1) I fail to see how the special Aegislash loses to Hawlucha once it switched in. You could have had +6/+6 and you'd still get KO'D by Shadow Ball.

2) If we assume that that Aegislash is running the most common physical set (only 2 of its moves were revealed) then the opponent completely fucked up and should have used SD alongside you.

Maybe you should have mentioned Blade Forme? 

No Hawlucha is running 252 HP.


----------



## Velocity (Mar 26, 2014)

I think I'll stick with Eviolite Doublade m'self. Looks cooler, too.


----------



## TheCupOfBrew (Mar 26, 2014)

BiNexus said:


> 1) I fail to see how the special Aegislash loses to Hawlucha once it switched in. You could have had +6/+6 and you'd still get KO'D by Shadow Ball.
> 
> 2) If we assume that that Aegislash is running the most common physical set (only 2 of its moves were revealed) then the opponent completely fucked up and should have used SD alongside you.
> 
> ...





Velocity said:


> I think I'll stick with Eviolite Doublade m'self. Looks cooler, too.



Max investment plus helpful nature it is a 2HKO. Not an Ohko, plus the fact blade is frail as hell.

Also Evil doublade is cool, wonder if assault vest is better.


----------



## BiNexus (Mar 26, 2014)

*No Hawlucha runs 252 HP* I'm not sure if you're getting that?

However, to humour you:

252+ SpA Life Orb Aegislash-Blade Shadow Ball vs. 252 HP / 0 SpD Hawlucha: 302-356 (83.8 - 98.8%) -- 75% chance to OHKO after Stealth Rock



Out of 12133 battles involving Hawlucha, 643 involved Hawluchas with 252 HP. There's a reason for that.


----------



## TheCupOfBrew (Mar 26, 2014)

I run HP on my Hawlucha, with unburden Red Card I don't see the need to invest in speed. It'll be plenty fast enough to outspeed a lot of things.

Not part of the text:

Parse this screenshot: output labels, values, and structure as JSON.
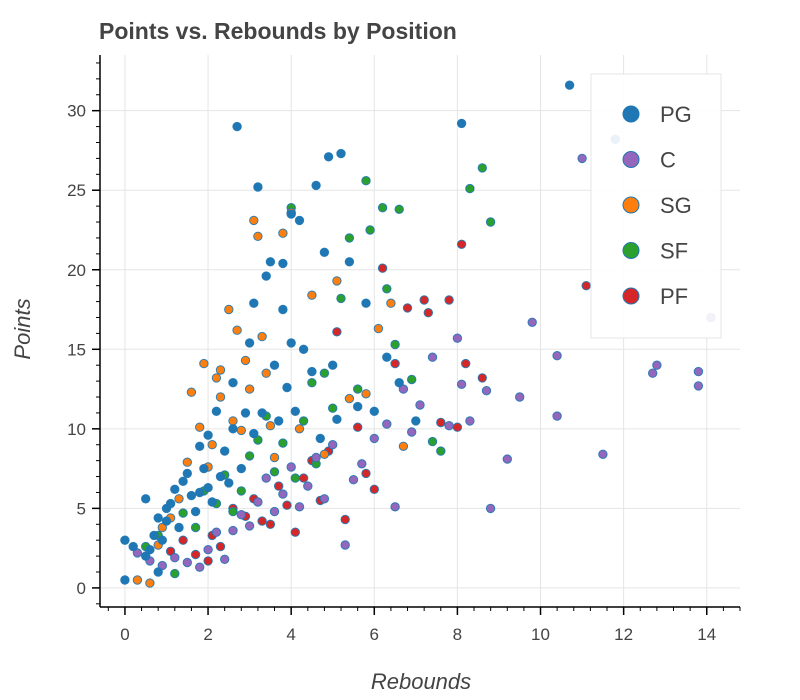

Hawlucha can eat a shadowball, and ohko a Aegislash, though you have to lul your opponent into a sense of false security.


----------



## TheCupOfBrew (Mar 26, 2014)

Uninvested Hawlucha still pulls a 544 speed stat after unburden, plus people will expect speed investment so they'll play according to you being faster than they are. Hawlucha is base 118 speed anyway.


----------



## BiNexus (Mar 26, 2014)

You don't "eat" anything as per the last calc I posted. You have a 3/4 chance of getting straight OHKO'd. Provided you survive, Aegislash gets hit with a +1 Acrobatics in _Shield Forme_(with 55 BP because you still have Red Card) or it gets to switch out unscathed as you go to +2.

This is the last post I'm going to make in this thread because it's clear you just don't get it, and only made this thread to complain.


----------



## TheCupOfBrew (Mar 26, 2014)

You don't use Hawlucha that way, you always want to switch into a move it can take. The little damage won't matter because you are guaranteed to get to roost, no natter what your spread is. Hawlucha isn't switched in for Aegislash, but the idea is he has a ton of momentum from sweeping to easily deal with Aegislash.


----------



## TheCupOfBrew (Mar 26, 2014)

I do get it. But you don't seem to understand I am saying it is about accumulated boosts, and outplaying your opponent. Aegislash will not Ohko my Hawlucha in any way, unless there are rocks.


----------